To a varying degree, anything that someone can come up with to explain a phenomenon. I think that conjectures supported by empirical evidence are the only ones that can be said to explain phenomena that are true for all people, but there is a huge realm of experience that that doesn't encompass, i.e. religious experiences, love, sexual attraction, identity, etc. Those things are part of internal experience and the only tangible definitions those things lies in how we explain those experiences to each other in our language. It's part of being human to wonder about them, to discuss them, to be inclined to agree with one idea over another, but it can never be explained further than that. Science is of no help here. If one has the belief that that which can't be empirically demonstrated must not exist, or cannot be said to exist until it is, or at the very least doesn't matter (my camp more or less), then that's fine and generally you can live you're life like that perfectly fine, a lot of people do. But that still is leaving the realm of science and reason, because you can't prove a negative.
>Supposing for the sake of argument that there's a source of truth that doesn't involve performing an experiment, how could you possibly know if the answer you got is correct without testing it in an experiment?
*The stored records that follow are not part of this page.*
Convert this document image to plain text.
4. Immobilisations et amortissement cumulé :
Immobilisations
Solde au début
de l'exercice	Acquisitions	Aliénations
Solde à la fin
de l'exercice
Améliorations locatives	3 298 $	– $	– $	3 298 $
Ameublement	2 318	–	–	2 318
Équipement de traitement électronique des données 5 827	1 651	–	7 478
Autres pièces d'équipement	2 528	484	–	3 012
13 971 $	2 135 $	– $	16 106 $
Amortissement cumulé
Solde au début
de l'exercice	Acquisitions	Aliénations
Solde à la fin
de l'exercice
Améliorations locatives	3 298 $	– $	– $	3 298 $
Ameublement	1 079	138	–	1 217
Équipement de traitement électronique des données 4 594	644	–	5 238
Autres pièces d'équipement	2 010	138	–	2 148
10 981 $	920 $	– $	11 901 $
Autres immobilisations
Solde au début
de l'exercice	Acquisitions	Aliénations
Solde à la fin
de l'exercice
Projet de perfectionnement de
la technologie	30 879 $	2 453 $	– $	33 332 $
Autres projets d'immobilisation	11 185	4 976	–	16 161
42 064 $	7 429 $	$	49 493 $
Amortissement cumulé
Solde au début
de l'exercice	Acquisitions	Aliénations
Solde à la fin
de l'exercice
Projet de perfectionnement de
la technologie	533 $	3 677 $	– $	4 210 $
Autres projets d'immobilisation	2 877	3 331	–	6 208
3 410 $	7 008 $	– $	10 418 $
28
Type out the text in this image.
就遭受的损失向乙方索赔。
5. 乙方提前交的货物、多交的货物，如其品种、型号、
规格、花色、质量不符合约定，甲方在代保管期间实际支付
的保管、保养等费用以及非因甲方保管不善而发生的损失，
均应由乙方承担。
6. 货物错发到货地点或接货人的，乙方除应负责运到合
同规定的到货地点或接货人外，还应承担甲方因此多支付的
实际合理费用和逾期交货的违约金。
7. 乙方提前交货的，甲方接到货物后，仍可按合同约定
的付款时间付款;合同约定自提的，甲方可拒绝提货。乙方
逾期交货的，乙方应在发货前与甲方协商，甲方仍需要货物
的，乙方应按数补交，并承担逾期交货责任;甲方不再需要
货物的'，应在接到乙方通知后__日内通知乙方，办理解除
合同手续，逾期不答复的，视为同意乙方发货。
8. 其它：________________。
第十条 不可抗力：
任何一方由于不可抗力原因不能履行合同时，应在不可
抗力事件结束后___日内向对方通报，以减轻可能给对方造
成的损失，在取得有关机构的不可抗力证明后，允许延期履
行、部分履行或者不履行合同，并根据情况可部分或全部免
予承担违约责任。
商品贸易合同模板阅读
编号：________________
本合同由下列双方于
Or, in Popperian terms, how could you know if it was wrong?
You can't. Which is why these are all experiences of internal truth that can't be binding to anyone else, because again I believe the only things which can be said to be potentially true for all people are things which multiple individuals have empirically demonstrated. I just think there's no reason in particular to stop there when it comes to how one conducts their own life. All theological, supernatural, and otherwise non-scientific explanations of these things which are beyond the realm of science are basically people going "woah wouldn't it be cool if", and then believing it or not believing it themselves to varying degrees and telling other people about it who then judge if it makes sense in light of their internal experiences. Really the only problem with this is when non-pluralists fundamentalist types kill or oppress everyone who says "nah that wouldn't be cool and i think you're dumb".
>I'm personally of the opinion that the methods of a lot of things that are classified as science are so sloppy that they degrade those fields to quasi-science at best, and to pseudo-science at worst.
Me too, which is why I'm of the opinion that a lot of these things should be explored outside of that realm, and a live-and-let live mentality is the only position that we can take on them in a secular society, so long as they aren't empirically demonstrated to be legitimately harmful to society at large (i.e. religious fundamentalism, fascism, authoritarian communism, etc.)